Spark Standalone Mode

Since the startup I work with is fairly small, I was given the task of building the data infrastructure for it. The first thing was to create a cluster, so that we can run our algorithms on a distributed environment.

For cloud we had some options to choose from Microsoft Azure, AWS, Digital Ocean and Google cloud. 
Since there is not much difference in the rates bewteen different providers and since aws support is also top notch we decided to go with AWS. For digital ocean we considered it as an option because of the credits we had. AWS has some products that we will definetly gonna use in future so it was making perfect sense for us to go with AWS. Which ever provider you choose all are good just the use case is important. If you are going to use Microsoft technologies and tools then Azure is better for you. If you want to go with a little cheaper option Google cloud is good and reliable.

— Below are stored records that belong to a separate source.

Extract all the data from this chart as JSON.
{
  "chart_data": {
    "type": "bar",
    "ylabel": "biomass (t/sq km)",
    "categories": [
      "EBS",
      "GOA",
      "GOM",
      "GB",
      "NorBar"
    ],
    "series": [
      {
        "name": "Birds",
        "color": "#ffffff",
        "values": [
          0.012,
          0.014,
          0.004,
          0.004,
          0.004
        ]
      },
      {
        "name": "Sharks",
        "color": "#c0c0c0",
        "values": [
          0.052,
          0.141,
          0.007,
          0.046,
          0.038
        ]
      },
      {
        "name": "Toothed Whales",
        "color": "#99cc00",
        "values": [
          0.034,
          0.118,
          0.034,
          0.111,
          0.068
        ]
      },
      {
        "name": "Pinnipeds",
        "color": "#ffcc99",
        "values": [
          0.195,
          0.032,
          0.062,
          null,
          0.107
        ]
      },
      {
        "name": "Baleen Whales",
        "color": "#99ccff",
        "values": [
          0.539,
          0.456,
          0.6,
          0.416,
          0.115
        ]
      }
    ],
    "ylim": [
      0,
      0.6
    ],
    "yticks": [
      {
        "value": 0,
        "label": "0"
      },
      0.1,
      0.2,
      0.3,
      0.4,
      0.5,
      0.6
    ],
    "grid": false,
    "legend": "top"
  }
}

Once decided on cloud provider, I had to decide between Hadoop and Spark. I would say Spark and Hadoop complements each other more then competing with one another. You can use YARN and HDFS which were developed for Hadoop with Spark too.

When it comes to best for our use case we opted for Spark because to its inmemory computation Benchmark Apache Spark is much faster then Hadoop, also Spark comes bundeled with a ML Library which has pretty good collection of ML algorithms, Graph Computation framework, Streaming and SQL library. Another factor that worked in sparks favour was its ability to integrate R whihc is currently our main language for writing ML algorithms. Spark was developed for extending MR paradigm to iterative and interactive jobs.